National guidance is clear in that Section 106 agreements should not be unreasonable
and must reflect the current economic climate. The development has stalled and it is
clear that the developer will not undertake further work to convert the remaining barn
unless the development is released from the agreement. Therefore, subject to receipt of
the District Valuer’s view on the financial information submitted and confirmation that the
scheme is unviable, it is recommended that the development be released from the
requirement to provide an off-site affordable housing contribution.
This would facilitate the completion of this development, with the benefits of two
additional homes and improvement in the appearance of the site which is in a prominent
position in the AoNB and Conservation Area.
Successors in Title
A second issue has been raised by the current owner of one of the converted barns, and
relates to the requirement that the Section 106 agreement was expressed to be binding
on successors in title to the original developer. This has arisen as the current owner is
seeking to sell the unit and solicitors have advised that the issue in relation to the
affordable housing contribution has not been resolved, and will potentially impact
adversely on future sales of the barns.
The Council’s practice with regards to enforcement of section 106 agreements has
changed since this Agreement was concluded in 2007 such that provisions relating to
developer contributions are now expressed to bind the developers undertaking the
project as successors in title, but not individual purchasers of completed dwellings. This
is because such clauses are generally related to the viability of the overall development,
and primarily in the control of the developers; again this is reflective of current
Government policy aimed at reducing obstacles in the development process.
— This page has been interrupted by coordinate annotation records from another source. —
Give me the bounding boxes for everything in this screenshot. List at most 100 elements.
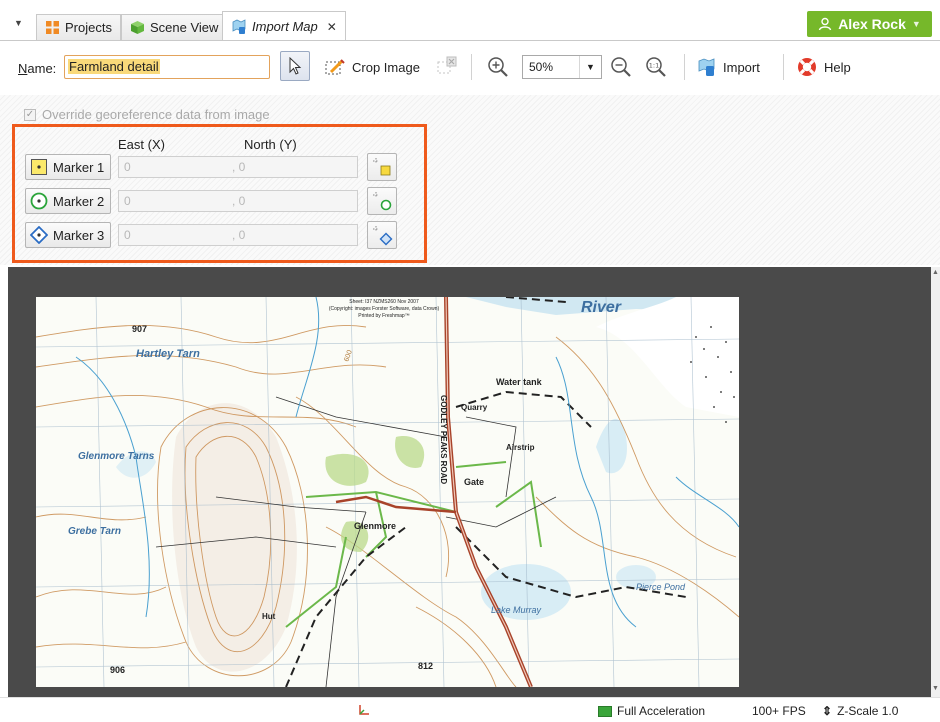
import-map-icon xyxy=(698,58,715,76)
pick-diamond-marker-icon xyxy=(373,226,393,246)
projects-grid-icon xyxy=(46,21,59,34)
toolbar-separator xyxy=(783,54,784,80)
map-label: Quarry xyxy=(461,403,488,412)
east-value: 0 xyxy=(124,194,131,208)
north-value: , 0 xyxy=(232,194,246,208)
zoom-in-button[interactable] xyxy=(487,56,509,78)
user-menu-button[interactable]: Alex Rock ▼ xyxy=(807,11,932,37)
georeference-panel: ✓ Override georeference data from image … xyxy=(0,95,940,265)
select-pointer-button[interactable] xyxy=(280,51,310,81)
tab-label: Projects xyxy=(65,20,112,35)
scroll-down-arrow-icon[interactable]: ▼ xyxy=(932,685,939,692)
user-icon xyxy=(818,17,832,31)
pick-circle-marker-icon xyxy=(373,192,392,211)
vertical-arrows-icon: ⇕ xyxy=(822,704,833,718)
map-label: Grebe Tarn xyxy=(68,526,121,537)
clear-crop-button[interactable] xyxy=(436,56,458,76)
map-label: Pierce Pond xyxy=(636,582,686,592)
import-map-icon xyxy=(232,18,246,34)
clear-crop-icon xyxy=(437,56,457,74)
tab-bar: ▼ Projects Scene View Import Map ✕ Alex … xyxy=(0,0,940,41)
acceleration-label: Full Acceleration xyxy=(617,704,706,718)
zoom-out-button[interactable] xyxy=(610,56,632,78)
tab-label: Scene View xyxy=(150,20,219,35)
lifebuoy-icon xyxy=(798,58,816,76)
marker-3-coordinates-field[interactable]: 0 , 0 xyxy=(118,224,358,246)
axes-icon xyxy=(358,704,370,716)
diamond-marker-icon xyxy=(30,226,48,244)
fps-label: 100+ FPS xyxy=(752,704,806,718)
marker-label: Marker 3 xyxy=(53,227,105,243)
east-value: 0 xyxy=(124,160,131,174)
east-value: 0 xyxy=(124,228,131,242)
help-label: Help xyxy=(824,59,851,75)
marker-1-button[interactable]: Marker 1 xyxy=(25,154,111,180)
map-label: 906 xyxy=(110,665,125,675)
import-map-toolbar: Name: Farmland detail Crop Image 50% ▼ 1… xyxy=(0,41,940,95)
zoom-level-select[interactable]: 50% ▼ xyxy=(522,55,602,79)
import-button[interactable]: Import xyxy=(697,57,760,77)
tab-import-map[interactable]: Import Map ✕ xyxy=(222,11,346,41)
close-tab-icon[interactable]: ✕ xyxy=(327,20,337,34)
pick-marker-3-button[interactable] xyxy=(367,221,397,249)
override-label: Override georeference data from image xyxy=(42,107,270,122)
marker-label: Marker 2 xyxy=(53,193,105,209)
map-label: Water tank xyxy=(496,377,543,387)
acceleration-status: Full Acceleration xyxy=(598,704,705,718)
fps-status: 100+ FPS xyxy=(752,704,806,718)
pick-square-marker-icon xyxy=(373,158,391,176)
tab-projects[interactable]: Projects xyxy=(36,14,121,40)
tab-label: Import Map xyxy=(252,19,318,34)
map-label: Airstrip xyxy=(506,443,535,452)
circle-marker-icon xyxy=(30,192,48,210)
map-label: Lake Murray xyxy=(491,605,542,615)
square-marker-icon xyxy=(31,159,47,175)
map-label: Glenmore xyxy=(354,521,396,531)
scroll-up-arrow-icon[interactable]: ▲ xyxy=(932,269,939,276)
z-scale-status[interactable]: ⇕ Z-Scale 1.0 xyxy=(822,704,898,718)
zoom-in-icon xyxy=(488,57,508,77)
north-column-header: North (Y) xyxy=(244,137,297,152)
map-label: 907 xyxy=(132,324,147,334)
crop-icon xyxy=(325,59,345,75)
pick-marker-1-button[interactable] xyxy=(367,153,397,181)
marker-2-button[interactable]: Marker 2 xyxy=(25,188,111,214)
toolbar-separator xyxy=(684,54,685,80)
map-label: Hartley Tarn xyxy=(136,348,200,360)
crop-image-button[interactable]: Crop Image xyxy=(324,58,420,76)
zoom-value: 50% xyxy=(529,60,554,74)
marker-1-coordinates-field[interactable]: 0 , 0 xyxy=(118,156,358,178)
vertical-scrollbar[interactable]: ▲ ▼ xyxy=(931,267,940,697)
marker-3-button[interactable]: Marker 3 xyxy=(25,222,111,248)
pick-marker-2-button[interactable] xyxy=(367,187,397,215)
chevron-down-icon: ▼ xyxy=(579,56,601,78)
help-button[interactable]: Help xyxy=(796,56,851,78)
map-sheet-info: Sheet: I37 NZMS260 Nov 2007 xyxy=(349,299,419,305)
svg-text:1:1: 1:1 xyxy=(649,62,659,70)
zoom-out-icon xyxy=(611,57,631,77)
map-printed-by: Printed by Freshmap™ xyxy=(358,313,409,319)
north-value: , 0 xyxy=(232,160,246,174)
override-georeference-checkbox[interactable]: ✓ Override georeference data from image xyxy=(24,107,270,122)
map-label: GODLEY PEAKS ROAD xyxy=(439,395,448,484)
toolbar-separator xyxy=(471,54,472,80)
topographic-map-image[interactable]: Sheet: I37 NZMS260 Nov 2007 (Copyright: … xyxy=(36,297,739,687)
zoom-actual-size-button[interactable]: 1:1 xyxy=(645,56,667,78)
z-scale-label: Z-Scale 1.0 xyxy=(837,704,899,718)
tab-scene-view[interactable]: Scene View xyxy=(121,14,228,40)
north-value: , 0 xyxy=(232,228,246,242)
name-label: Name: xyxy=(18,61,57,76)
cursor-arrow-icon xyxy=(289,57,302,75)
name-value: Farmland detail xyxy=(68,59,160,74)
status-bar: Full Acceleration 100+ FPS ⇕ Z-Scale 1.0 xyxy=(0,697,940,722)
chevron-down-icon: ▼ xyxy=(911,19,921,29)
tab-menu-dropdown-icon[interactable]: ▼ xyxy=(14,18,23,28)
map-label: Glenmore Tarns xyxy=(78,451,155,462)
monitor-icon xyxy=(598,705,612,717)
axes-glyph xyxy=(359,705,369,715)
name-input[interactable]: Farmland detail xyxy=(64,55,270,79)
zoom-actual-size-icon: 1:1 xyxy=(646,57,666,77)
marker-2-coordinates-field[interactable]: 0 , 0 xyxy=(118,190,358,212)
import-label: Import xyxy=(723,59,760,75)
cube-icon xyxy=(131,21,144,34)
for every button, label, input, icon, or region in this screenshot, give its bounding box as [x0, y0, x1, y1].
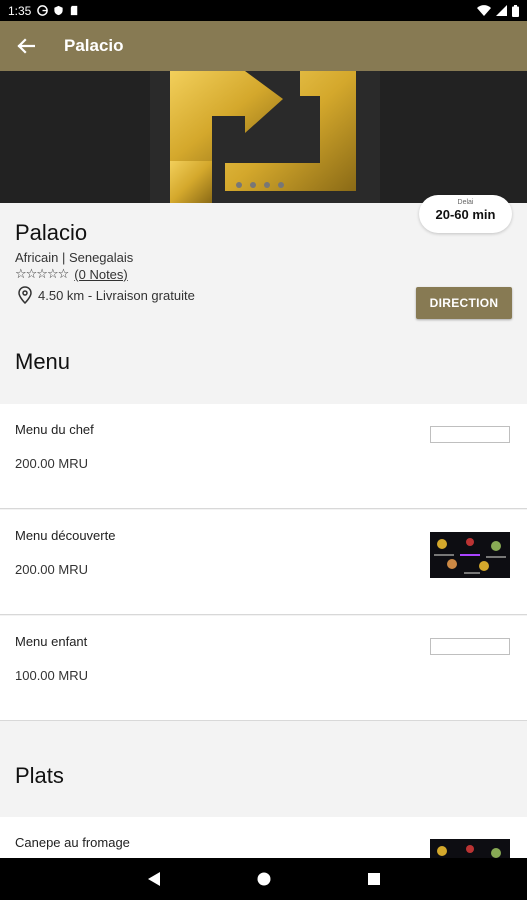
menu-item[interactable]: Menu enfant 100.00 MRU — [0, 616, 527, 721]
status-bar: 1:35 — [0, 0, 527, 21]
menu-item-name: Menu du chef — [15, 422, 94, 437]
menu-item-price: 200.00 MRU — [15, 456, 88, 471]
sd-card-icon — [71, 5, 78, 16]
delivery-time-label: Delai — [457, 199, 474, 206]
rating-stars-icon: ☆☆☆☆☆ — [15, 266, 69, 281]
wifi-icon — [477, 5, 491, 16]
location-pin-icon — [18, 286, 32, 304]
restaurant-cuisine: Africain | Senegalais — [15, 250, 134, 265]
menu-item-name: Menu enfant — [15, 634, 88, 649]
nav-home-button[interactable] — [254, 869, 274, 889]
google-icon — [37, 5, 49, 16]
carousel-indicator — [236, 182, 284, 188]
status-time: 1:35 — [8, 3, 32, 18]
nav-recents-button[interactable] — [364, 869, 384, 889]
restaurant-info: Delai 20-60 min Palacio Africain | Seneg… — [0, 195, 527, 403]
square-recents-icon — [367, 873, 380, 885]
carousel-dot — [250, 182, 256, 188]
app-bar: Palacio — [0, 21, 527, 71]
distance-row: 4.50 km - Livraison gratuite — [17, 286, 195, 304]
carousel-dot — [264, 182, 270, 188]
arrow-left-icon — [17, 38, 35, 54]
battery-icon — [512, 4, 519, 17]
rating: ☆☆☆☆☆ (0 Notes) — [15, 266, 128, 282]
carousel-dot — [236, 182, 242, 188]
menu-item-image — [430, 532, 510, 578]
direction-button[interactable]: DIRECTION — [416, 287, 512, 319]
back-button[interactable] — [14, 34, 38, 58]
plats-section-title: Plats — [15, 763, 64, 788]
distance-text: 4.50 km - Livraison gratuite — [38, 287, 195, 303]
menu-item-name: Menu découverte — [15, 528, 116, 543]
menu-section-title: Menu — [15, 349, 71, 374]
circle-home-icon — [257, 872, 270, 886]
navigation-bar — [0, 858, 527, 900]
ratings-link[interactable]: (0 Notes) — [74, 267, 127, 282]
menu-thumbnail — [430, 532, 510, 578]
menu-item-price: 100.00 MRU — [15, 668, 88, 683]
restaurant-hero-image[interactable] — [0, 71, 527, 203]
menu-item-price: 200.00 MRU — [15, 562, 88, 577]
triangle-back-icon — [147, 872, 160, 886]
signal-icon — [496, 5, 507, 16]
menu-item-name: Canepe au fromage — [15, 835, 130, 850]
page-title: Palacio — [64, 36, 124, 55]
menu-item-image-placeholder — [430, 638, 510, 655]
carousel-dot — [278, 182, 284, 188]
menu-item[interactable]: Menu du chef 200.00 MRU — [0, 404, 527, 509]
nav-back-button[interactable] — [144, 869, 164, 889]
delivery-time-value: 20-60 min — [435, 207, 496, 222]
delivery-time-badge: Delai 20-60 min — [419, 195, 512, 233]
shield-icon — [54, 5, 63, 16]
restaurant-name: Palacio — [15, 220, 88, 245]
menu-item[interactable]: Menu découverte 200.00 MRU — [0, 510, 527, 615]
menu-item-image-placeholder — [430, 426, 510, 443]
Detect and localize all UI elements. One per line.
In line with our current practice, it is therefore recommended that the successor in title
clause within this agreement is lifted.
Recommendations
It is recommended:
1. That subject to confirmation from the District Valuer that this scheme is not
viable, the Head of Planning to be authorised to release the development from
providing the off-site affordable housing contribution of £92,000.
2. The successor in title clause also be removed from the agreement.